The roll call reached Vermont. I had the unique chance to stand right next to where Bernie would be speaking, and, ultimately, where he gave the nomination to Hillary Clinton by acclamation.
In the moments before he read his short speech, I saw him and thought about how he was feeling. I imagined how his wife Jane felt. I saw his eyes fill with just a touch of all the emotions his delegates were feeling.
Ultimately, I take solace in knowing we won the greatest battle for the future, by introducing leagues of progressive newcomers to the democratic process. We helped craft the most progressive platform the Democratic Party has ever had. We pushed for equal access, equity, and justice. We significantly decreased the number of superdelegates that, in future years, will be considered in the process. We did a lot of good.
I couldn’t help but hold back tears as Bernie officially ended his race for the presidency. I’m sure I was crying and simultaneously beaming as I reflected on the achievements of our movement. For everyone in the room who hadn’t backed Bernie, this was a moment of celebration as well, as Hillary Clinton officially became the Democratic Party’s nominee for president–the first woman ever, from either major political party. I can take some pride in that, as well.
It’s sometimes hard to remember that this process requires an official nomination. Presumptive nomination and the numerical understanding that Hillary Clinton would become the nominee can still be semi-abstract realities for folks new to the process. But the unbridled excitement of her delegation could be felt all around us. This overlapped with some support from the Bernie delegation. The DNC officially had its (first female) nominee and its most progressive platform ever.

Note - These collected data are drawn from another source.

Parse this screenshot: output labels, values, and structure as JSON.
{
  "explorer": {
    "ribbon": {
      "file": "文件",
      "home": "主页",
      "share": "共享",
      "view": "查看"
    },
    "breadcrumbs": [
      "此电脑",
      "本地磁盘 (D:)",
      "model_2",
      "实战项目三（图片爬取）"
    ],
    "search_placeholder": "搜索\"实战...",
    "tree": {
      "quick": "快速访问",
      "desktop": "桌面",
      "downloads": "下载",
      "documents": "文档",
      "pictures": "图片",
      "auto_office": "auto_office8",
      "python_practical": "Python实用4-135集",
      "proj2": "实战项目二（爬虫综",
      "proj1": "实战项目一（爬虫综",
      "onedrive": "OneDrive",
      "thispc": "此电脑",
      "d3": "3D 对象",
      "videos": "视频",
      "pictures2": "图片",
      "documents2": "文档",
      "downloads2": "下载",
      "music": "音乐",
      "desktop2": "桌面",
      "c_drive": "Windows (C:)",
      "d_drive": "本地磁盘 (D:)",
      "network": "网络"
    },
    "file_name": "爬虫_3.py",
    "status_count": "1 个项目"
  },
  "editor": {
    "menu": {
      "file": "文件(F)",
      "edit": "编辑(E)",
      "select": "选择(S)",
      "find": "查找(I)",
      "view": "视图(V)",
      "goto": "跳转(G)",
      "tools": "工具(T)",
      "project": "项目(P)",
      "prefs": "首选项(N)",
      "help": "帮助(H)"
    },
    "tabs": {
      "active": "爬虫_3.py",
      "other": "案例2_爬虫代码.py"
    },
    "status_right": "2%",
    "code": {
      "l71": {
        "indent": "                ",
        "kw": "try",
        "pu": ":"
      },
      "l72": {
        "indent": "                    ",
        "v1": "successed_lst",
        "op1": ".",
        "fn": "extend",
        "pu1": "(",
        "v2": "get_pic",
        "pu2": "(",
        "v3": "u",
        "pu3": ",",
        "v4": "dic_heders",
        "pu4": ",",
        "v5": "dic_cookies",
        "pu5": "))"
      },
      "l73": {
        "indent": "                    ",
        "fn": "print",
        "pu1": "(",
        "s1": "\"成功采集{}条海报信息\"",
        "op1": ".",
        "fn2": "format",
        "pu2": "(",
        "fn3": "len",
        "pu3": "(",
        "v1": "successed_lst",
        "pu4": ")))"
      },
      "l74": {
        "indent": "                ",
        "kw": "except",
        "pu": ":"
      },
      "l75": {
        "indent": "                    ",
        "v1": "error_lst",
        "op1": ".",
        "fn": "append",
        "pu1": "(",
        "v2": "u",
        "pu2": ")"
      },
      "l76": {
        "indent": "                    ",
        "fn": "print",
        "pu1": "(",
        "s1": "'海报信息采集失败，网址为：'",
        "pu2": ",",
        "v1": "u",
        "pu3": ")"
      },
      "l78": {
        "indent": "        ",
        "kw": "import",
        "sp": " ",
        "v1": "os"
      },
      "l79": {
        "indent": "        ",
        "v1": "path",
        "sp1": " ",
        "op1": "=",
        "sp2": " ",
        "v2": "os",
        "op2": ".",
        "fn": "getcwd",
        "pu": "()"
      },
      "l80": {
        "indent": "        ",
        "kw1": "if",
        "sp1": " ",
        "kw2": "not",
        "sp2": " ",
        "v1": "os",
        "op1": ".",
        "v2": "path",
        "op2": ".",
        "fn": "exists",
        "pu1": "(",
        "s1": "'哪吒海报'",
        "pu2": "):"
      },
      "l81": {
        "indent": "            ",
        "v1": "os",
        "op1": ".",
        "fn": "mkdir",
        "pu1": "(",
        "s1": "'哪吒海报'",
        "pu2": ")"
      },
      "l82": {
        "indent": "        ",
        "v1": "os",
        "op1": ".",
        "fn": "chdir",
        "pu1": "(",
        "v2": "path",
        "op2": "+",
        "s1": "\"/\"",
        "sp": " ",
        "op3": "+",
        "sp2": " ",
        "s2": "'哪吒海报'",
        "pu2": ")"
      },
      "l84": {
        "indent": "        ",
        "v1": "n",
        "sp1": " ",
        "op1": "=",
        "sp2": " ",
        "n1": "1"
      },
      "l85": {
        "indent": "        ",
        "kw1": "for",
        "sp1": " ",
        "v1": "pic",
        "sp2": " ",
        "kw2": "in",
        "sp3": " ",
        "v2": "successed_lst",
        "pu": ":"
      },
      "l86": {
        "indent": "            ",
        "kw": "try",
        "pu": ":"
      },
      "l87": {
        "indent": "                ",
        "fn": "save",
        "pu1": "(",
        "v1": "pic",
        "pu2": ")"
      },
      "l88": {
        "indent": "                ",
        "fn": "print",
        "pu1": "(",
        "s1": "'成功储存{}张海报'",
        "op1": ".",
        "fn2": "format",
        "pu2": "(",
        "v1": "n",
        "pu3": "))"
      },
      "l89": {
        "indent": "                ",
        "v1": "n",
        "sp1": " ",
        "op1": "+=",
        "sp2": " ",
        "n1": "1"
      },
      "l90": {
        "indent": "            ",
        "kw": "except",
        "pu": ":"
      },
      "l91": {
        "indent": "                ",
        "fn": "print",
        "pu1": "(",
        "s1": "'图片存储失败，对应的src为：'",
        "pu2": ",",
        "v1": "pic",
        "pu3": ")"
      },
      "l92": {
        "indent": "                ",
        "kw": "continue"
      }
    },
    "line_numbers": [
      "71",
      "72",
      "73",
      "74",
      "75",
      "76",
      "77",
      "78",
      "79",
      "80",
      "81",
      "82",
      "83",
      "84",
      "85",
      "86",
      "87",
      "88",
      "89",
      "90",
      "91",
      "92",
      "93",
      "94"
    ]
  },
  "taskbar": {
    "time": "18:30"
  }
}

The convention wrapped for the evening and our buses were delayed due to some protests outside. My delegation opted to take the subway and managed to arrive safely back to the hotel, despite getting on the wrong train–what a stereotypical “Midwesterners travel to the big city” moment. (O-H!) Fortunately, some kind souls on the train, with whom we talked politics, pointed us in the right direction. Two conductors ensured we made it home, and showed us that kindness exists everywhere. Philadelphia opened its arms to us at-large delegates from Ohio, making me look forward to spending more time in the City of Brotherly Love.

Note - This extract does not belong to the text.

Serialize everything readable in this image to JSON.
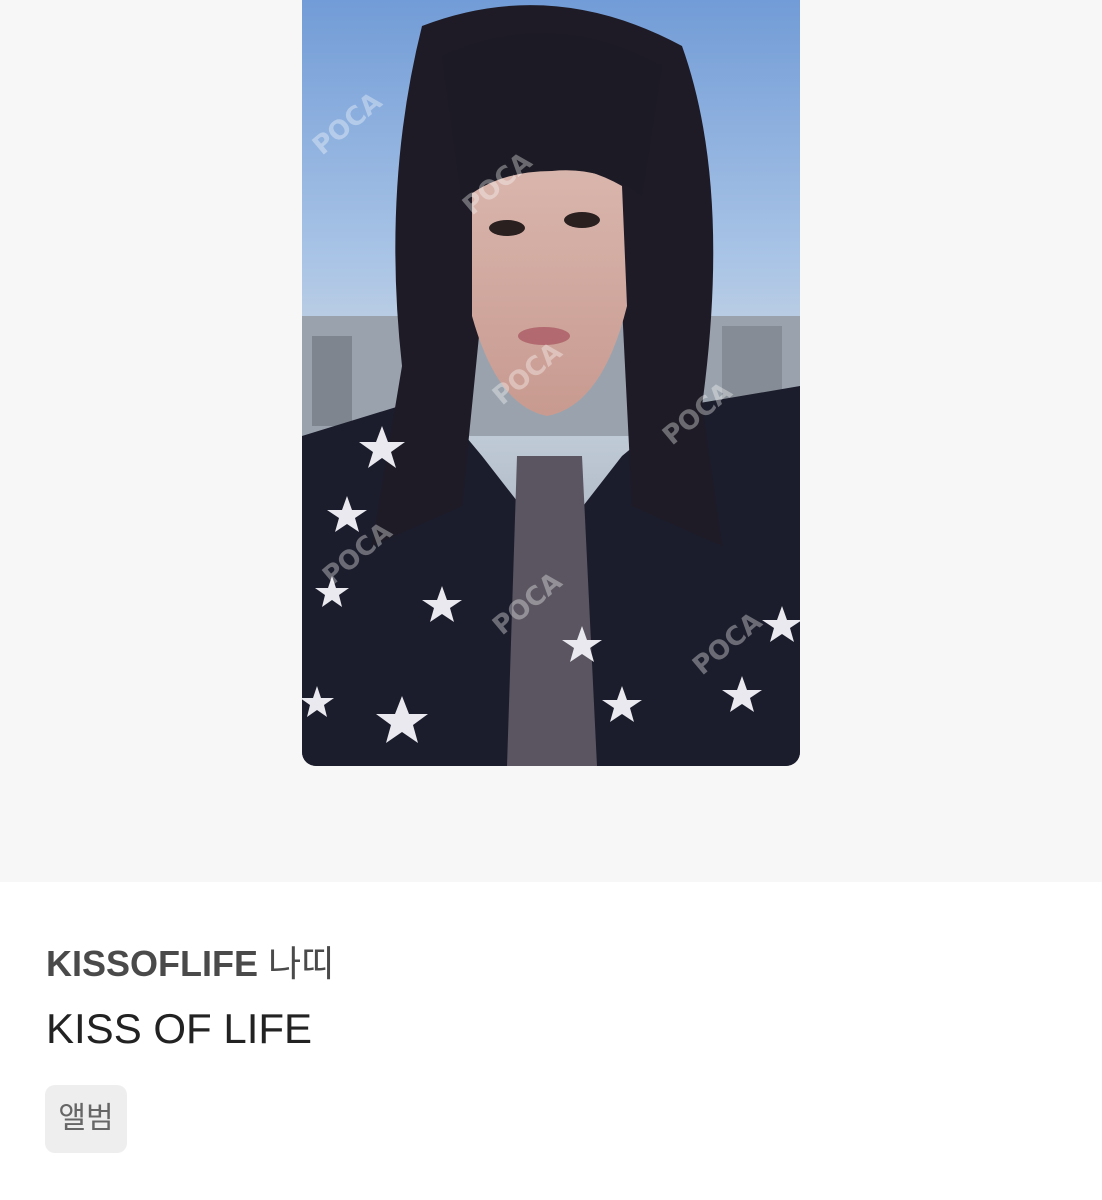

Overall, this roller coaster has been rewarding. The victories we picked up along the way give me and fellow Bernie supporters the encouragement to stick with it through the tough parts of the convention. It was, nonetheless, touching to see Clinton delegates share joy in their victory and for the nominee that came out of this process. Ultimately, we are all moving forward together, and ensuring the kind of great nation we know we can be.
There is so much in store still from the DNC in Philly–I just can’t wait to share!